Several South Sudanese led news organisations cover South Sudan from abroad. These include Radio Tamazuj, Sudan Post, South Sudan News Agency, and Sudan Tribune.

Some other newly created online media outlets includes Talk of Juba, Hot in Juba, Nyamilepedia Press, Jakony Media Agency and The South Sudan Friendship Press. Many of these upcoming media are also operated outside the country.
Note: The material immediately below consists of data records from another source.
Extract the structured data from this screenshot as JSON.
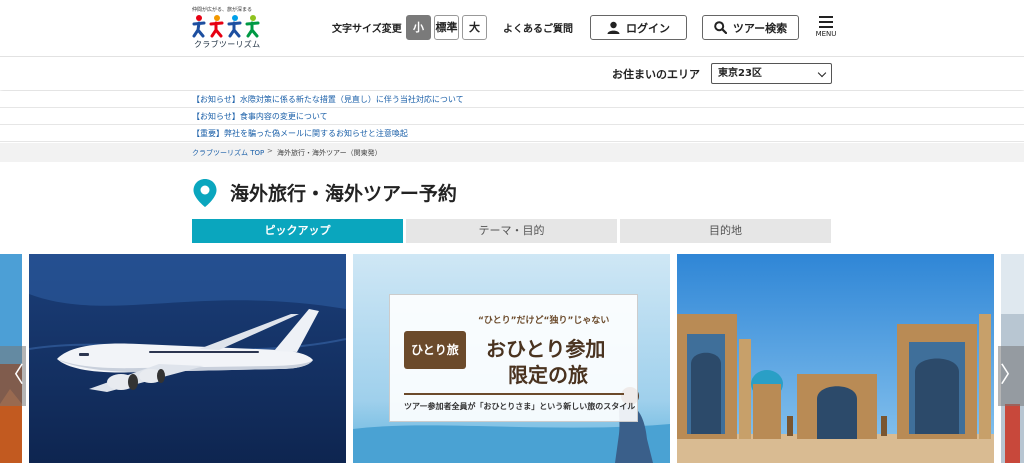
{
  "header": {
    "logo_tagline": "仲間が広がる、旅が深まる",
    "logo_name": "クラブツーリズム",
    "font_size_label": "文字サイズ変更",
    "font_sizes": [
      "小",
      "標準",
      "大"
    ],
    "faq": "よくあるご質問",
    "login": "ログイン",
    "tour_search": "ツアー検索",
    "menu": "MENU"
  },
  "area": {
    "label": "お住まいのエリア",
    "selected": "東京23区"
  },
  "notices": [
    "【お知らせ】水際対策に係る新たな措置（見直し）に伴う当社対応について",
    "【お知らせ】食事内容の変更について",
    "【重要】弊社を騙った偽メールに関するお知らせと注意喚起"
  ],
  "breadcrumb": {
    "home": "クラブツーリズム TOP",
    "separator": ">",
    "current": "海外旅行・海外ツアー（関東発）"
  },
  "page_title": "海外旅行・海外ツアー予約",
  "tabs": [
    "ピックアップ",
    "テーマ・目的",
    "目的地"
  ],
  "carousel": {
    "prev": "〈",
    "next": "〉",
    "card": {
      "badge": "ひとり旅",
      "sub": "“ひとり”だけど“独り”じゃない",
      "main1": "おひとり参加",
      "main2": "限定の旅",
      "foot": "ツアー参加者全員が「おひとりさま」という新しい旅のスタイル"
    }
  },
  "colors": {
    "accent": "#0aa6be",
    "link": "#1a5fa8",
    "brown": "#6b4a2b"
  }
}
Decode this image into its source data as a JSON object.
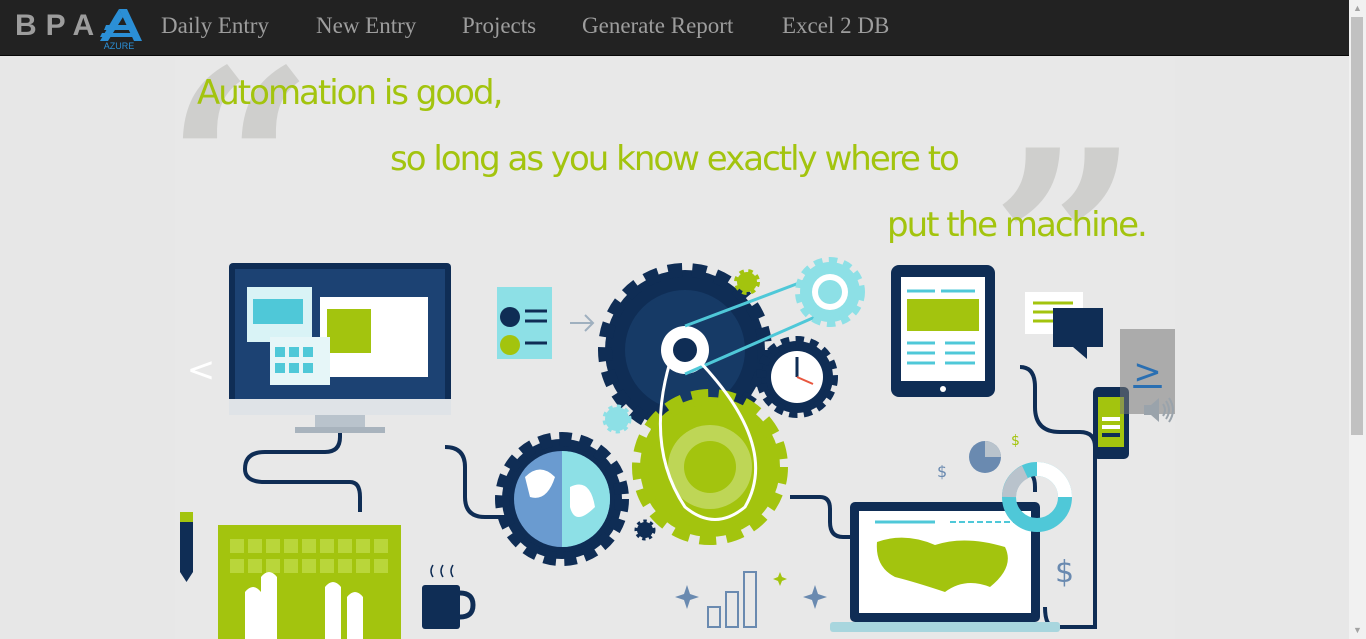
{
  "brand": {
    "text": "BPA",
    "logo_text": "AZURE",
    "logo_icon": "azure-logo-icon"
  },
  "nav": {
    "items": [
      {
        "label": "Daily Entry"
      },
      {
        "label": "New Entry"
      },
      {
        "label": "Projects"
      },
      {
        "label": "Generate Report"
      },
      {
        "label": "Excel 2 DB"
      }
    ]
  },
  "carousel": {
    "quote": {
      "line1": "Automation is good,",
      "line2": "so long as you know exactly where to",
      "line3": "put the machine."
    },
    "prev_label": "<",
    "next_label": ">",
    "speaker_icon": "speaker-icon",
    "illustration": "automation-gears-illustration"
  },
  "colors": {
    "navbar_bg": "#222222",
    "nav_text": "#9d9d9d",
    "quote_green": "#a3c40e",
    "navy": "#0f2d55",
    "teal": "#4fc8d8",
    "lime": "#a3c40e"
  }
}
==List of Media Outlets in South Sudan==
===The Press===
- The Citizen – a private daily paper for the capital, Juba (Not Operational)
- Jakony Media Agency – the only local daily business news website
- The City Review daily English News paper. The City Review is a Juba-based South Sudanese newspaper legally registered with the South Sudan Media Authority, a national media regulatory body. (Operational)
- No.1 Citizens daily English News Paper (Operational)
- The Dawn daily English News Paper (Operational)
- Juba Monitor – a government-owned daily paper for the capital, Juba (Not Operational)
- The Juba Post (Not Operational)
- Al Watan Arabic News Paper (Not Operational)
- Al Hagiga Arabic News Paper (Operational)
- Sudan Mirror – a privately owned paper (Not Operational)
- Al-Maugif – a privately owned paper (Operational)

===Television===
- South Sudan Broadcasting Corporation Television (SSBC TV) – a government-run television station
- Juba Echo TV
- Ebony TV – based in South Sudan
- Equator Broadcasting Corporation
- Junobna TV – An online television station.
- Independence TV – An online television station.

===Radio===
- South Sudan Broadcasting Corporation Radio – government-run radio station
- Radio Miraya – UN owned station based in Juba
- Radio Bakhita – own by Catholic Radio Network based in Juba
- Advance Youth Radio – Juba based radio station run by a local NGO, Advance South Sudan
- 88.4 City FM – A commercial radio station run by Data Media in Juba
- Radio Tamazuj – A shortwave radio broadcaster funded by Netherlands-based Free Press Unlimited
- Eye Radio – a private radio station based in Juba
- Radio Dabanga
- Access Radio 88.8 Fm – An independent community owned radio station in Yei River County

===News Agencies/Internet===

| Newspaper | First issued | Languages | Ownership | Website |
|---|---|---|---|---|
| One Citizen Daily | 2019 | English | Number One Citizen Daily Newspaper, LLC | onecitizendaily.com |
| The City Review | 2019 | English | (Independent Press) | cityreviewss.com// |
| EyeRadio |  | English | EyeRadio Network, LLC | www.eyeradio.org |
| Nile Citizens | 2019 | English | (Independent Press) | nilecitizens.com |
| Northern Corridor Morning Post | 2019 | English | NCMP, LLC | ncmorningpost.com |
| Sudan Tribune | 2003 | English | Sudan Tribune, LLC | sudantribune.com |
| Sudans Post | Dec. 2019 | English, Arabic | Sudans Post, LLC | www.sudanspost.com |
| South Sudan News Agency | 2010 | English | South Sudan News Agency, LLC | ssnanews.com |
| Jakony Business News | 2025 | English | Jakony Media Agency | jakony.com |

=== Online Blogs ===
- Hot in Juba, an English-language news site based in Juba, South Sudan
- Talk of Juba, an English-language news site based in Juba, South Sudan
- Juba TV
- New Sudan Vision (06–19), was an English language news site based in Canada.
- Pachodo.org an English digital news site based in Kodok.
- Nilotics Daily
- South Sudan Friendship Press – an English language news and opinion site based in Juba.
- Jakony Media Agency – an online English language business news website and portal covering South Sudan.
- ToritTimes – an English digital news site based in Torit.
- ImotongPost – an English digital news site based in Torit.

=== Unreliable ===

- Nyamilepedia – an English-language news site based in Vancouver, Canada. Nyamilepedia is described as a "pro-armed [SPLM] opposition" following a false report about the United Nations Mission in South Sudan.